At a public safety committee meeting in August, Council President Kevin Kelley expressed deep frustration with the initial roll out of the program, which occurred in his ward. Councilman Kelley chided public utilities officials over department staff apparently dismissing concerns and complaints filed by citizens.
“I need somebody to come out to Ward 13 at night and I want you to stand in the areas where these lights are supposedly not shining light,” Councilman Kelley said at the August meeting. “I want you to look directly at the light and say that this is okay and this is what we want. This is something we all supported. In the rollout, it’s getting citizens really angry, rightfully so, and you’re not responding to them. Basically, it’s telling residents that their concerns are something they are going to have to get used to and being dismissive of the people that make up the city of Cleveland.”
That frustration, however, led to field surveys and, ultimately, changes in what type of fixture the LED bulbs are being installed.
“With our customers, we heard what they said and we looked at what we can do in terms of light pattern and dispersion,” said Robert Davis, the city’s director of public utilities. “We were able to come up with something that I think is a much [better]…. brightness and illumination on the street and sidewalk.”

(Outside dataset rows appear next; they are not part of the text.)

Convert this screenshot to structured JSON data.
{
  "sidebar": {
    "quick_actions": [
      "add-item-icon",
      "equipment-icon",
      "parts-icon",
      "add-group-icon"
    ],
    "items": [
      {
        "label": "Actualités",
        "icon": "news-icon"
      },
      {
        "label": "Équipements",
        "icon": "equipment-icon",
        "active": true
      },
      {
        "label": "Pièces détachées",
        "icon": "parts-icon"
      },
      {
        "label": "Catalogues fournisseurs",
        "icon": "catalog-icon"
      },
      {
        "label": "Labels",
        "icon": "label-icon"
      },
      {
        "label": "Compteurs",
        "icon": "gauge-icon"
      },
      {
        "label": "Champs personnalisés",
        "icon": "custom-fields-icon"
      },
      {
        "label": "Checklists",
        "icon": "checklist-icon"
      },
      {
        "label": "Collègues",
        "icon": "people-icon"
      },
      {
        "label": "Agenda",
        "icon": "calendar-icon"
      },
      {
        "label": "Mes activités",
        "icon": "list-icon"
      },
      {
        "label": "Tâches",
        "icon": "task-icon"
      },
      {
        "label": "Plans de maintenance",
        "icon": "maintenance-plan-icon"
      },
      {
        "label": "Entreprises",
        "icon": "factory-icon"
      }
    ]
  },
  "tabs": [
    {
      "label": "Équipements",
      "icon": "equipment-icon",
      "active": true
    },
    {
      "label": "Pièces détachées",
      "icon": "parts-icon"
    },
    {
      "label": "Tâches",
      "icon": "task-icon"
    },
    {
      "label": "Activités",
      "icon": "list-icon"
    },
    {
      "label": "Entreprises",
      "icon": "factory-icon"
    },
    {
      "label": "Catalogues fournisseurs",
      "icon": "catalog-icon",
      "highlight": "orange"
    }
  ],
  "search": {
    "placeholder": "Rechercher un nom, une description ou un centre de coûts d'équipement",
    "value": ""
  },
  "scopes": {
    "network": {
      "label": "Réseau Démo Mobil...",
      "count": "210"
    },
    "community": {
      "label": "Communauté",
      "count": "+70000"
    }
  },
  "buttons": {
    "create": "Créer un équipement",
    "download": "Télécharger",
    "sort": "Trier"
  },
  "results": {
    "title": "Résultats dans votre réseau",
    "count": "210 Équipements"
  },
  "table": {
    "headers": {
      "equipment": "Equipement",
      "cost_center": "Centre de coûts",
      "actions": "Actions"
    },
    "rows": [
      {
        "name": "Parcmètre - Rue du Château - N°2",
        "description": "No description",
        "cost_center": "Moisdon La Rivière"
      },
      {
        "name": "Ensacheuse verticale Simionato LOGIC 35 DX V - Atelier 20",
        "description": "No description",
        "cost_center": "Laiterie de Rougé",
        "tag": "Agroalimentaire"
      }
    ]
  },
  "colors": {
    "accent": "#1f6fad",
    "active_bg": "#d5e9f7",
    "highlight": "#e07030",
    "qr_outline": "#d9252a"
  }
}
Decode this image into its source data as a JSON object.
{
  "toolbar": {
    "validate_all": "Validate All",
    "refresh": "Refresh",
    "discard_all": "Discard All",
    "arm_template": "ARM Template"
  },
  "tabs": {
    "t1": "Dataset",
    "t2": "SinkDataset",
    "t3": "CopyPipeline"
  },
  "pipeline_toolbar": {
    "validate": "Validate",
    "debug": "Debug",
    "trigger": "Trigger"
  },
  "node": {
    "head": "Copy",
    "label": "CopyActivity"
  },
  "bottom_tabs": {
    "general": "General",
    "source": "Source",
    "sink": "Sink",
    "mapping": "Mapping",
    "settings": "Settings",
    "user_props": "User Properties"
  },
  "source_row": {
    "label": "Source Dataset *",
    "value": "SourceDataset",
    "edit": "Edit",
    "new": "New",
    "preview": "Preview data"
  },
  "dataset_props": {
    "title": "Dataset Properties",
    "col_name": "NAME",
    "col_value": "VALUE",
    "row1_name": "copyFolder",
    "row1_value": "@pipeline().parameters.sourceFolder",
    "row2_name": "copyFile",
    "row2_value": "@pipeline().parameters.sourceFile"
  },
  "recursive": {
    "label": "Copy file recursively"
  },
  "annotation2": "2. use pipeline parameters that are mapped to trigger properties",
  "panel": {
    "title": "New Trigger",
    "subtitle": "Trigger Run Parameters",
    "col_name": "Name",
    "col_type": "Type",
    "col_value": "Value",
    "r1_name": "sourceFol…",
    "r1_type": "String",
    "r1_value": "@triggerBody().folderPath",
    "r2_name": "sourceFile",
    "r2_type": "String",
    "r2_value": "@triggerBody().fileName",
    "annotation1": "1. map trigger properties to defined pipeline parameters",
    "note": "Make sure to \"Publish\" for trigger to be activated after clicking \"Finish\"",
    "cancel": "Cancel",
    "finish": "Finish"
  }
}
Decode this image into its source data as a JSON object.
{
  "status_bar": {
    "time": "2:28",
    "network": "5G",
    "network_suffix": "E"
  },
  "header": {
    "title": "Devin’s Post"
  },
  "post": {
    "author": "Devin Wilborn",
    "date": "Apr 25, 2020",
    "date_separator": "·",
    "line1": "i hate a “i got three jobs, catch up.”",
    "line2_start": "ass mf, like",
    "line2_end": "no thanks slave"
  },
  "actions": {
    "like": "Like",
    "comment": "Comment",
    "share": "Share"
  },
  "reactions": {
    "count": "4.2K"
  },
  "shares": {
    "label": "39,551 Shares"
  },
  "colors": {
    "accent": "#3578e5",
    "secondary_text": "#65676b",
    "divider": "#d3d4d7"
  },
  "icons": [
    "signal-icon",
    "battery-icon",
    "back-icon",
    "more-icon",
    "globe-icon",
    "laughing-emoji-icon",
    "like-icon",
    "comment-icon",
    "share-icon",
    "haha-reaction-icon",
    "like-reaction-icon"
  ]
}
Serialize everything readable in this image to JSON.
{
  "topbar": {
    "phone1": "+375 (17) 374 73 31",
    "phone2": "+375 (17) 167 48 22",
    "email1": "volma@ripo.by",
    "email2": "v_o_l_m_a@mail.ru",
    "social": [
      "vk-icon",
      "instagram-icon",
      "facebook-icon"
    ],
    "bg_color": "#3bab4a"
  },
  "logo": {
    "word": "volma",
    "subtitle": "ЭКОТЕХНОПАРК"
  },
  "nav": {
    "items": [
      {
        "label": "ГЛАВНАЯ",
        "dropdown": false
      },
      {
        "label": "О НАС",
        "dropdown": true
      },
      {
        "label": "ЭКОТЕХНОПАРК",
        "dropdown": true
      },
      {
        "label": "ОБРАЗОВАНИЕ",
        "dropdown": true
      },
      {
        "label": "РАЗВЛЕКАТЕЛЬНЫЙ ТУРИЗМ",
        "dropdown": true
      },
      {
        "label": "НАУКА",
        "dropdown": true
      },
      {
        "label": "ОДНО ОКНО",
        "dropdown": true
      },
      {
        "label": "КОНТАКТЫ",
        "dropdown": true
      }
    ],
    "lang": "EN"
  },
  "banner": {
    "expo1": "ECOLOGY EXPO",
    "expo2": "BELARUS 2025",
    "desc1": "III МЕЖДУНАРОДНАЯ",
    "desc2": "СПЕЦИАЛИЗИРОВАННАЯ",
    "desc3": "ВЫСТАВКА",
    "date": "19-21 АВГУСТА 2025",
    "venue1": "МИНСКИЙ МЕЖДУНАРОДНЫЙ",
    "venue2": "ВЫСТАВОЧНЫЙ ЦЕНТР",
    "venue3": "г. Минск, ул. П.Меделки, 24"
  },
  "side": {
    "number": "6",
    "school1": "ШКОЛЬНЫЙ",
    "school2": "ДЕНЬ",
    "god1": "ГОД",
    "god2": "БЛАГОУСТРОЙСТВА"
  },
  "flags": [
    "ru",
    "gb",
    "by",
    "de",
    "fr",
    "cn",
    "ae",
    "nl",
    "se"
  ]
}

Davis told members of the council’s public utilities committee that the contractor has recently switched from a ‘type 3’ fixture to a ‘type 2’ fixture, the latter of which lights up the streets and sidewalks without spilling into nearby homes. The type 3 fixtures, which city officials said are the nationwide standard, illuminated the areas at a steeper angle and often illuminated neighboring homes.
“We’ve received a lot of feedback from our project. We want to thank those of you who bled with us,” said Ivan Henderson, the commissioner for Cleveland Public Power. “We were able to accommodate and address [those concerns] and be flexible and responsive to our residents and many of you who have asked us to look at issues.”
Although the project remains on schedule, crews will have to replace the streetlights already installed with the type 3 fixtures with the type 2 fixture. Councilman Kelley told News 5 that crews made adjustments in areas that received a lot of complaints and will later have to replace the existing type 3 fixtures in Ward 13.
It is unclear how many of the type 3 fixtures were installed. However, replacing them will not come at any additional cost under the city’s contract, Davis said.
All 61,000 streetlights remain on track to be upgraded by December 2020, officials said.